Outre qu’ils sont tatoués comme presque tous les noirs, les hommes ont la poitrine et le ventre couverts de verroteries et de petits anneaux de cuivre fixés dans des centaines de trous pratiqués dans la peau au moyen de crins de girafe garnis de petites perles de verre de diverses couleurs. C’est là un travail qui demande une grande patience, car outre la difficulté de percer la peau selon les dessins que l’on désire obtenir, ces dessins sont eux-mêmes si compliqués et si variés qu’à les voir de loin ils semblent réellement peints avec des couleurs ; je puis affirmer que c’est là un des plus beaux ornements des Dóor.


Épisode de la traite des esclaves. — Périls et heureuse issue. — Reconnaissance des indigènes.

Me trouvant au comptoir des Djour, tandis que M. John Petherick était allé chez les Dôor pour former un nouvel établissement au village d’Adjak, je passais mon temps en parties de chasse avec les noirs du pays qui à cette époque étaient réellement nos amis.

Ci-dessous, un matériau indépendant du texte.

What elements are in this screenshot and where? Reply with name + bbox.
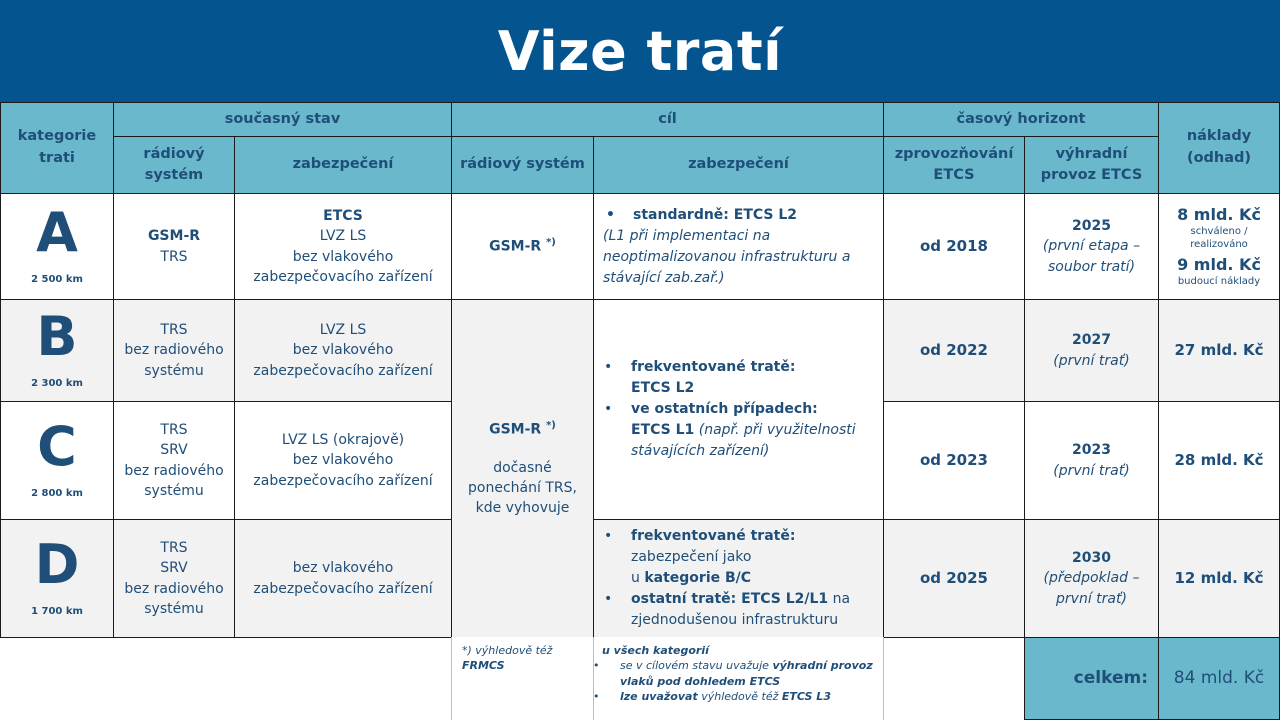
row-c-naklady xyxy=(1158,401,1280,520)
notes-cell xyxy=(593,637,884,720)
row-d-naklady xyxy=(1158,519,1280,638)
zab-line: zabezpečovacího zařízení xyxy=(253,362,433,379)
row-c-category xyxy=(0,401,114,520)
header-soucasny-stav xyxy=(113,102,452,137)
radio-line: bez radiového xyxy=(124,580,224,597)
cil-zab-note: (L1 při implementaci na neoptimalizovanou infrastrukturu a stávající zab.zař.) xyxy=(603,227,851,286)
radio-line: TRS xyxy=(160,322,188,339)
cil-zab-item-value: ETCS L1 xyxy=(631,422,695,438)
radio-line: bez radiového xyxy=(124,462,224,479)
cil-radio-label: GSM-R xyxy=(489,238,542,255)
row-b-radio xyxy=(113,299,235,402)
radio-line: SRV xyxy=(160,442,188,459)
notes-item xyxy=(620,658,883,689)
cost-value: 27 mld. Kč xyxy=(1174,341,1264,360)
total-value: 84 mld. Kč xyxy=(1173,667,1265,688)
row-a-category xyxy=(0,193,114,300)
zprovoznovani-value: od 2018 xyxy=(919,237,988,256)
row-a-zprovoznovani xyxy=(883,193,1025,300)
header-vyhradni-provoz xyxy=(1024,136,1159,194)
total-label-cell xyxy=(1024,637,1159,720)
radio-line: systému xyxy=(144,482,204,499)
header-zabezpeceni-label: zabezpečení xyxy=(292,156,394,173)
row-d-zabezpeceni xyxy=(234,519,452,638)
header-vyhradni-l2: provoz ETCS xyxy=(1040,167,1143,183)
header-zprovoznovani xyxy=(883,136,1025,194)
vyhradni-year: 2030 xyxy=(1072,550,1111,567)
row-d-radio xyxy=(113,519,235,638)
vyhradni-note: (první trať) xyxy=(1053,352,1130,369)
cil-radio-line: kde vyhovuje xyxy=(475,500,570,517)
notes-list xyxy=(602,658,883,704)
row-a-zabezpeceni xyxy=(234,193,452,300)
cost-value: 8 mld. Kč xyxy=(1177,204,1261,224)
header-kategorie xyxy=(0,102,114,194)
cost-value: 9 mld. Kč xyxy=(1177,254,1261,274)
cil-zab-item-note: (např. při využitelnosti stávajících zařízení) xyxy=(631,422,856,459)
footnote-text: FRMCS xyxy=(462,659,505,673)
cil-zab-item xyxy=(631,357,871,399)
footnote-text: *) výhledově též xyxy=(462,644,553,657)
category-letter: C xyxy=(37,415,77,478)
vyhradni-year: 2027 xyxy=(1072,332,1111,349)
zab-line: LVZ LS (okrajově) xyxy=(281,432,405,449)
header-vyhradni-l1: výhradní xyxy=(1055,145,1128,162)
header-zabezpeceni-cil xyxy=(593,136,884,194)
header-zabezpeceni-cil-label: zabezpečení xyxy=(688,156,789,173)
zab-line: bez vlakového xyxy=(292,342,394,359)
cil-radio-line: dočasné xyxy=(493,459,552,476)
zab-line: zabezpečovacího zařízení xyxy=(253,580,433,597)
radio-line: TRS xyxy=(160,539,188,556)
row-d-vyhradni xyxy=(1024,519,1159,638)
vyhradni-note: (první trať) xyxy=(1053,462,1130,479)
zab-line: bez vlakového xyxy=(292,248,394,265)
header-kategorie-label: kategorie trati xyxy=(17,128,97,166)
row-c-vyhradni xyxy=(1024,401,1159,520)
notes-text: se v cílovém stavu uvažuje xyxy=(620,659,769,673)
row-b-naklady xyxy=(1158,299,1280,402)
row-a-naklady xyxy=(1158,193,1280,300)
row-a-cil-radio xyxy=(451,193,594,300)
radio-line: TRS xyxy=(160,421,188,438)
header-zabezpeceni xyxy=(234,136,452,194)
zab-line: bez vlakového xyxy=(292,452,394,469)
radio-line: TRS xyxy=(160,248,188,265)
row-b-vyhradni xyxy=(1024,299,1159,402)
cil-zab-item-text: na zjednodušenou infrastrukturu xyxy=(631,591,851,628)
radio-line: systému xyxy=(144,362,204,379)
row-d-zprovoznovani xyxy=(883,519,1025,638)
total-label: celkem: xyxy=(1073,667,1148,688)
zprovoznovani-value: od 2025 xyxy=(919,569,988,588)
row-c-zabezpeceni xyxy=(234,401,452,520)
cil-zab-item-title: frekventované tratě: xyxy=(631,359,796,375)
vyhradni-year: 2025 xyxy=(1072,218,1111,235)
row-a-cil-zabezpeceni xyxy=(593,193,884,300)
header-radiovy-system-l2: systém xyxy=(144,167,204,183)
category-length: 2 800 km xyxy=(31,488,83,499)
notes-text: výhledově též xyxy=(701,690,779,704)
cil-zab-item-text: zabezpečení jako xyxy=(631,549,752,565)
row-a-vyhradni xyxy=(1024,193,1159,300)
vyhradni-note: (předpoklad – první trať) xyxy=(1043,570,1140,607)
cil-zab-item-title: ostatní tratě: ETCS L2/L1 xyxy=(631,591,829,607)
zab-line: bez vlakového xyxy=(292,560,394,577)
header-soucasny-stav-label: současný stav xyxy=(224,110,341,127)
d-cil-zabezpeceni xyxy=(593,519,884,638)
vyhradni-year: 2023 xyxy=(1072,442,1111,459)
cil-zab-item-title: ve ostatních případech: xyxy=(631,401,818,417)
page-title: Vize tratí xyxy=(497,19,783,83)
category-letter: A xyxy=(36,201,78,264)
zab-line: zabezpečovacího zařízení xyxy=(253,268,433,285)
row-b-zprovoznovani xyxy=(883,299,1025,402)
cost-note: budoucí náklady xyxy=(1177,275,1261,287)
notes-item xyxy=(620,689,883,704)
header-casovy-horizont-label: časový horizont xyxy=(956,110,1086,127)
bc-cil-zabezpeceni xyxy=(593,299,884,520)
cost-note: schváleno / realizováno xyxy=(1190,225,1248,251)
cost-value: 12 mld. Kč xyxy=(1174,569,1264,588)
header-radiovy-system-l1: rádiový xyxy=(143,145,205,162)
header-cil-label: cíl xyxy=(658,110,677,127)
header-cil xyxy=(451,102,884,137)
notes-text-bold: výhradní provoz vlaků pod dohledem ETCS xyxy=(620,659,873,688)
cost-value: 28 mld. Kč xyxy=(1174,451,1264,470)
cil-zab-item-title: frekventované tratě: xyxy=(631,528,796,544)
footnote-marker: *) xyxy=(546,419,556,431)
zab-line: LVZ LS xyxy=(319,322,367,339)
radio-line: bez radiového xyxy=(124,342,224,359)
header-naklady xyxy=(1158,102,1280,194)
cil-zab-list xyxy=(603,205,797,226)
notes-text-bold: ETCS L3 xyxy=(781,690,831,704)
row-a-radio xyxy=(113,193,235,300)
row-c-zprovoznovani xyxy=(883,401,1025,520)
header-radiovy-system xyxy=(113,136,235,194)
category-length: 2 300 km xyxy=(31,378,83,389)
radio-line: systému xyxy=(144,600,204,617)
cil-zab-item xyxy=(631,526,871,589)
radio-line: SRV xyxy=(160,560,188,577)
zab-line: zabezpečovacího zařízení xyxy=(253,472,433,489)
footnote-cell xyxy=(451,637,594,720)
category-letter: B xyxy=(36,305,78,368)
title-bar xyxy=(0,0,1280,102)
row-d-category xyxy=(0,519,114,638)
zab-line: LVZ LS xyxy=(319,228,367,245)
cil-radio-line: ponechání TRS, xyxy=(468,479,577,496)
header-zprovoznovani-l1: zprovozňování xyxy=(894,145,1014,162)
radio-line: GSM-R xyxy=(147,227,201,244)
cil-radio-label: GSM-R xyxy=(489,421,542,438)
header-radiovy-system-cil xyxy=(451,136,594,194)
category-length: 2 500 km xyxy=(31,274,83,285)
category-length: 1 700 km xyxy=(31,606,83,617)
row-b-category xyxy=(0,299,114,402)
cil-zab-item-value: ETCS L2 xyxy=(631,380,695,396)
cil-zab-item xyxy=(631,399,871,462)
bcd-cil-radio xyxy=(451,299,594,638)
vyhradni-note: (první etapa – soubor tratí) xyxy=(1042,238,1141,275)
header-radiovy-system-cil-label: rádiový systém xyxy=(460,156,585,173)
header-naklady-label: náklady (odhad) xyxy=(1186,128,1252,166)
cil-zab-item-text: u xyxy=(631,570,640,586)
zab-line: ETCS xyxy=(323,207,363,224)
notes-heading: u všech kategorií xyxy=(602,644,709,657)
cil-zab-list xyxy=(603,357,871,462)
notes-text-bold: lze uvažovat xyxy=(620,690,698,704)
zprovoznovani-value: od 2022 xyxy=(919,341,988,360)
category-letter: D xyxy=(34,533,80,596)
header-casovy-horizont xyxy=(883,102,1159,137)
row-b-zabezpeceni xyxy=(234,299,452,402)
cil-zab-item xyxy=(631,589,871,631)
cil-zab-item: • standardně: ETCS L2 xyxy=(633,205,797,226)
cil-zab-item-value: kategorie B/C xyxy=(644,570,752,586)
total-value-cell xyxy=(1158,637,1280,720)
footnote-marker: *) xyxy=(546,236,556,248)
row-c-radio xyxy=(113,401,235,520)
header-zprovoznovani-l2: ETCS xyxy=(933,167,975,183)
zprovoznovani-value: od 2023 xyxy=(919,451,988,470)
cil-zab-list xyxy=(603,526,871,631)
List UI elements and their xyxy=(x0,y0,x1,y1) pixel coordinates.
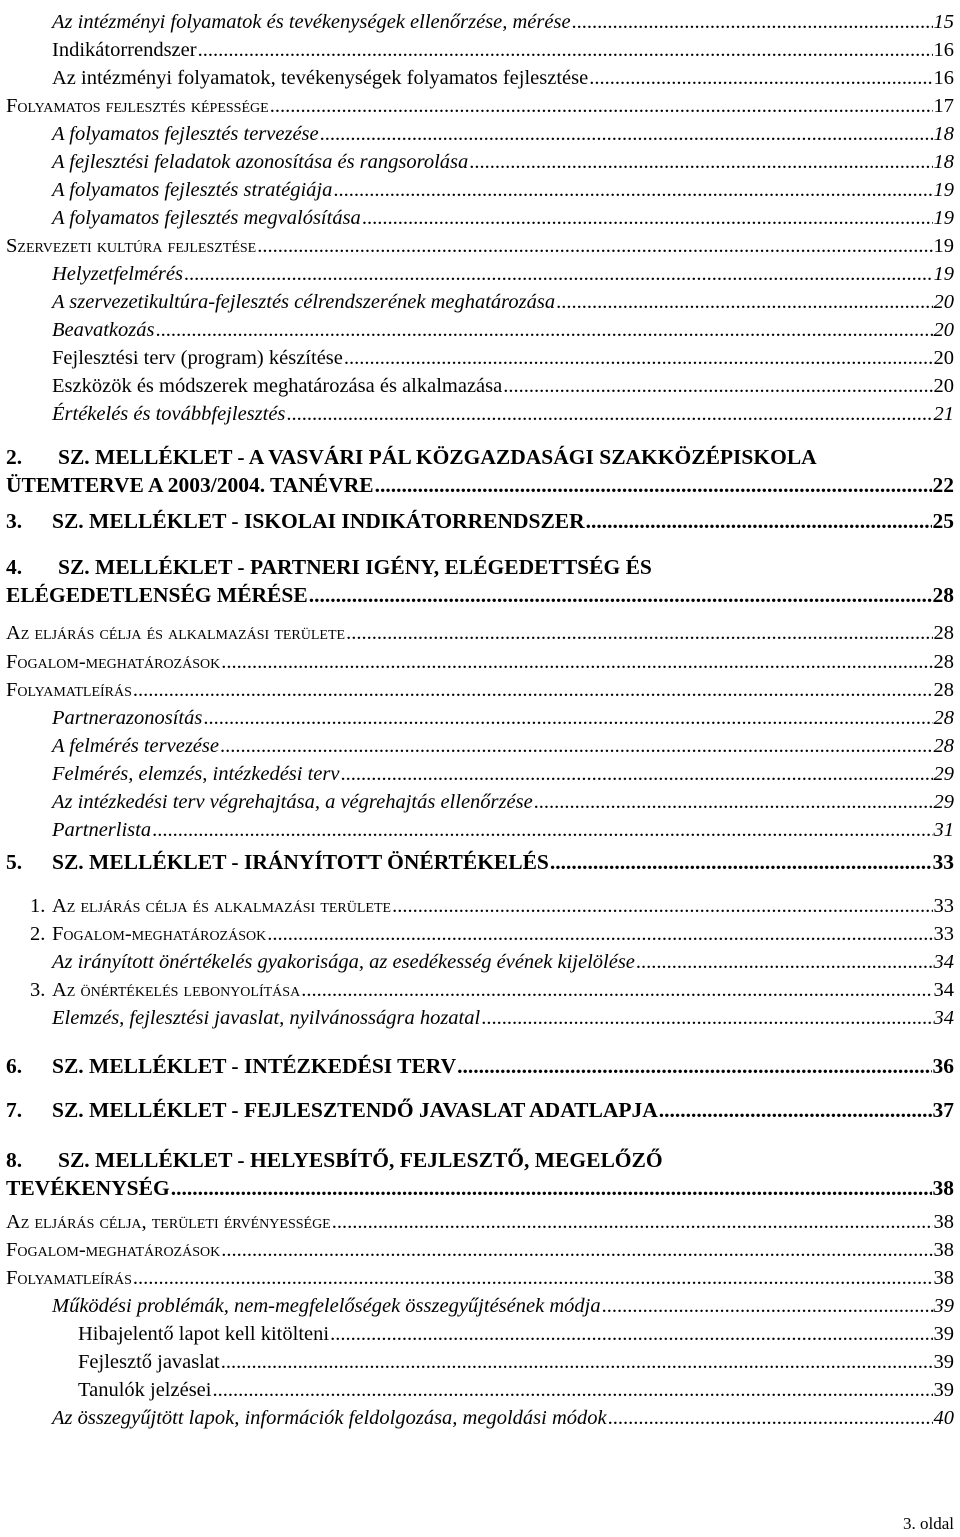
toc-page-number: 28 xyxy=(933,622,954,644)
toc-entry-number: 4. xyxy=(6,555,23,579)
toc-entry[interactable] xyxy=(0,507,960,535)
toc-entry[interactable] xyxy=(0,400,960,428)
toc-page-number: 20 xyxy=(933,319,954,341)
toc-leader-dots xyxy=(257,232,932,260)
toc-entry-title: SZ. MELLÉKLET - FEJLESZTENDŐ JAVASLAT ADATLAPJA xyxy=(52,1098,658,1122)
toc-leader-dots xyxy=(481,1004,932,1032)
toc-entry-title: Az önértékelés lebonyolítása xyxy=(52,979,301,1001)
toc-page-number: 19 xyxy=(933,179,954,201)
toc-entry-number: 3. xyxy=(6,509,23,533)
toc-entry-title: Fogalom-meghatározások xyxy=(6,651,221,673)
toc-entry[interactable] xyxy=(0,1146,960,1200)
toc-entry[interactable] xyxy=(0,1376,960,1404)
toc-page-number: 17 xyxy=(933,95,954,117)
toc-page-number: 16 xyxy=(933,67,954,89)
toc-entry[interactable] xyxy=(0,120,960,148)
toc-leader-dots xyxy=(203,704,932,732)
toc-entry[interactable] xyxy=(0,816,960,844)
toc-entry-title: Indikátorrendszer xyxy=(52,39,197,61)
toc-page-number: 33 xyxy=(932,850,954,874)
toc-page-number: 33 xyxy=(933,895,954,917)
toc-entry-title: A fejlesztési feladatok azonosítása és rangsorolása xyxy=(52,151,469,173)
toc-entry[interactable] xyxy=(0,148,960,176)
toc-entry-title: Folyamatleírás xyxy=(6,1267,132,1289)
toc-entry[interactable] xyxy=(0,676,960,704)
toc-entry-title: Szervezeti kultúra fejlesztése xyxy=(6,235,257,257)
toc-entry-title: Felmérés, elemzés, intézkedési terv xyxy=(52,763,340,785)
toc-page-number: 19 xyxy=(933,207,954,229)
toc-leader-dots xyxy=(220,732,933,760)
toc-entry-title: Fogalom-meghatározások xyxy=(52,923,267,945)
toc-entry[interactable] xyxy=(0,64,960,92)
toc-entry[interactable] xyxy=(0,288,960,316)
toc-page-number: 29 xyxy=(933,763,954,785)
toc-entry-title: Az összegyűjtött lapok, információk feldolgozása, megoldási módok xyxy=(52,1407,607,1429)
toc-page-number: 37 xyxy=(932,1098,954,1122)
toc-entry[interactable] xyxy=(0,1320,960,1348)
toc-entry[interactable] xyxy=(0,619,960,647)
toc-entry[interactable] xyxy=(0,316,960,344)
toc-page-number: 28 xyxy=(932,583,954,607)
toc-leader-dots xyxy=(267,920,932,948)
toc-page-number: 19 xyxy=(933,263,954,285)
toc-entry-title-line1: SZ. MELLÉKLET - HELYESBÍTŐ, FEJLESZTŐ, MEGELŐZŐ xyxy=(58,1148,663,1172)
toc-leader-dots xyxy=(392,892,932,920)
toc-entry-title: Az irányított önértékelés gyakorisága, az esedékesség évének kijelölése xyxy=(52,951,635,973)
toc-leader-dots xyxy=(333,176,932,204)
toc-entry-title: A felmérés tervezése xyxy=(52,735,219,757)
toc-leader-dots xyxy=(184,260,933,288)
toc-page-number: 19 xyxy=(933,235,954,257)
toc-leader-dots xyxy=(221,1348,933,1376)
toc-page-number: 20 xyxy=(933,347,954,369)
toc-entry[interactable] xyxy=(0,948,960,976)
toc-entry[interactable] xyxy=(0,788,960,816)
toc-entry-number: 8. xyxy=(6,1148,23,1172)
toc-leader-dots xyxy=(152,816,932,844)
toc-leader-dots xyxy=(572,8,933,36)
toc-leader-dots xyxy=(608,1404,933,1432)
toc-entry[interactable] xyxy=(0,1348,960,1376)
toc-leader-dots xyxy=(589,64,932,92)
toc-entry-title: Folyamatleírás xyxy=(6,679,132,701)
toc-page-number: 38 xyxy=(933,1239,954,1261)
toc-entry-title: Működési problémák, nem-megfelelőségek összegyűjtésének módja xyxy=(52,1295,601,1317)
toc-entry-title: Partnerlista xyxy=(52,819,152,841)
toc-entry-title-line1: SZ. MELLÉKLET - A VASVÁRI PÁL KÖZGAZDASÁGI SZAKKÖZÉPISKOLA xyxy=(58,445,817,469)
toc-page-number: 38 xyxy=(933,1267,954,1289)
toc-page-number: 28 xyxy=(933,679,954,701)
toc-entry[interactable] xyxy=(0,704,960,732)
toc-leader-dots xyxy=(556,288,932,316)
toc-page-number: 39 xyxy=(933,1351,954,1373)
toc-entry-title: Fogalom-meghatározások xyxy=(6,1239,221,1261)
toc-entry[interactable] xyxy=(0,92,960,120)
toc-leader-dots xyxy=(155,316,932,344)
toc-entry-title: A szervezetikultúra-fejlesztés célrendszerének meghatározása xyxy=(52,291,556,313)
toc-page-number: 34 xyxy=(933,951,954,973)
toc-page-number: 22 xyxy=(932,473,954,497)
toc-entry[interactable] xyxy=(0,760,960,788)
toc-leader-dots xyxy=(301,976,932,1004)
toc-entry-title: A folyamatos fejlesztés megvalósítása xyxy=(52,207,361,229)
toc-entry[interactable] xyxy=(0,1096,960,1124)
toc-entry-title: SZ. MELLÉKLET - ISKOLAI INDIKÁTORRENDSZER xyxy=(52,509,585,533)
toc-leader-dots xyxy=(221,648,932,676)
toc-entry-title: TEVÉKENYSÉG xyxy=(6,1176,170,1200)
toc-leader-dots xyxy=(659,1096,932,1124)
toc-entry[interactable] xyxy=(0,1404,960,1432)
toc-entry-title: Fejlesztő javaslat xyxy=(78,1351,220,1373)
toc-leader-dots xyxy=(133,676,933,704)
toc-leader-dots xyxy=(332,1208,933,1236)
toc-leader-dots xyxy=(534,788,933,816)
toc-entry-title: Folyamatos fejlesztés képessége xyxy=(6,95,269,117)
toc-entry-number: 2. xyxy=(30,923,46,945)
toc-entry-number: 3. xyxy=(30,979,46,1001)
toc-entry[interactable] xyxy=(0,260,960,288)
toc-leader-dots xyxy=(636,948,933,976)
toc-entry-title: Értékelés és továbbfejlesztés xyxy=(52,403,286,425)
toc-leader-dots xyxy=(270,92,933,120)
toc-page-number: 29 xyxy=(933,791,954,813)
page-number-footer: 3. oldal xyxy=(903,1514,954,1533)
toc-entry[interactable] xyxy=(0,232,960,260)
toc-leader-dots xyxy=(221,1236,932,1264)
toc-entry[interactable] xyxy=(0,8,960,36)
toc-page-number: 21 xyxy=(933,403,954,425)
toc-page-number: 33 xyxy=(933,923,954,945)
toc-leader-dots xyxy=(503,372,932,400)
toc-page-number: 18 xyxy=(933,151,954,173)
toc-page-number: 39 xyxy=(933,1379,954,1401)
toc-leader-dots xyxy=(198,36,933,64)
toc-page-number: 28 xyxy=(933,707,954,729)
toc-page-number: 20 xyxy=(933,375,954,397)
toc-entry-title: Helyzetfelmérés xyxy=(52,263,183,285)
toc-page-number: 34 xyxy=(933,1007,954,1029)
toc-leader-dots xyxy=(346,619,932,647)
toc-page-number: 28 xyxy=(933,735,954,757)
toc-entry[interactable] xyxy=(0,36,960,64)
toc-leader-dots xyxy=(309,581,932,609)
toc-entry[interactable] xyxy=(0,372,960,400)
toc-entry-title: ELÉGEDETLENSÉG MÉRÉSE xyxy=(6,583,308,607)
toc-leader-dots xyxy=(330,1320,932,1348)
toc-leader-dots xyxy=(586,507,932,535)
toc-page-number: 34 xyxy=(933,979,954,1001)
toc-leader-dots xyxy=(286,400,932,428)
toc-entry-title: Az intézményi folyamatok, tevékenységek folyamatos fejlesztése xyxy=(52,67,589,89)
toc-entry[interactable] xyxy=(0,892,960,920)
toc-entry-title: Az intézkedési terv végrehajtása, a végrehajtás ellenőrzése xyxy=(52,791,533,813)
toc-entry[interactable] xyxy=(0,1236,960,1264)
toc-entry-title: A folyamatos fejlesztés tervezése xyxy=(52,123,319,145)
toc-entry[interactable] xyxy=(0,848,960,876)
toc-leader-dots xyxy=(171,1174,932,1202)
toc-page-number: 15 xyxy=(933,11,954,33)
toc-entry-title: Az eljárás célja és alkalmazási területe xyxy=(52,895,392,917)
toc-entry-title: Eszközök és módszerek meghatározása és alkalmazása xyxy=(52,375,503,397)
toc-leader-dots xyxy=(457,1052,931,1080)
toc-leader-dots xyxy=(375,471,932,499)
toc-leader-dots xyxy=(550,848,932,876)
toc-page-number: 38 xyxy=(933,1211,954,1233)
toc-leader-dots xyxy=(340,760,932,788)
toc-leader-dots xyxy=(133,1264,933,1292)
toc-entry-number: 1. xyxy=(30,895,46,917)
toc-page-number: 39 xyxy=(933,1323,954,1345)
toc-page-number: 18 xyxy=(933,123,954,145)
toc-entry[interactable] xyxy=(0,1208,960,1236)
toc-page-number: 20 xyxy=(933,291,954,313)
toc-entry-title: SZ. MELLÉKLET - INTÉZKEDÉSI TERV xyxy=(52,1054,457,1078)
toc-entry[interactable] xyxy=(0,344,960,372)
toc-entry-number: 5. xyxy=(6,850,23,874)
toc-entry-title: ÜTEMTERVE A 2003/2004. TANÉVRE xyxy=(6,473,374,497)
toc-page-number: 38 xyxy=(932,1176,954,1200)
toc-page-number: 36 xyxy=(932,1054,954,1078)
toc-entry[interactable] xyxy=(0,176,960,204)
toc-page-number: 31 xyxy=(933,819,954,841)
toc-entry[interactable] xyxy=(0,1292,960,1320)
toc-entry[interactable] xyxy=(0,553,960,607)
toc-entry-title-line1: SZ. MELLÉKLET - PARTNERI IGÉNY, ELÉGEDETTSÉG ÉS xyxy=(58,555,652,579)
toc-entry[interactable] xyxy=(0,204,960,232)
toc-entry-title: SZ. MELLÉKLET - IRÁNYÍTOTT ÖNÉRTÉKELÉS xyxy=(52,850,549,874)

Nos relations avec ceux des villages voisins s’amélioraient même de jour en jour, quoique je n’eusse avec moi que huit hommes dont une partie malades. Un fait me prouva à quel degré de sympathie et de confiance en étaient arrivés les indigènes à notre égard. Un jour de grand matin, avant que je fusse sorti de ma cabane, j’entendis à une certaine distance éclater quelques coups de fusil, et aussitôt presque toutes les femmes et les enfants du

  1. Voy. une de ces queues, t. III, p. 187.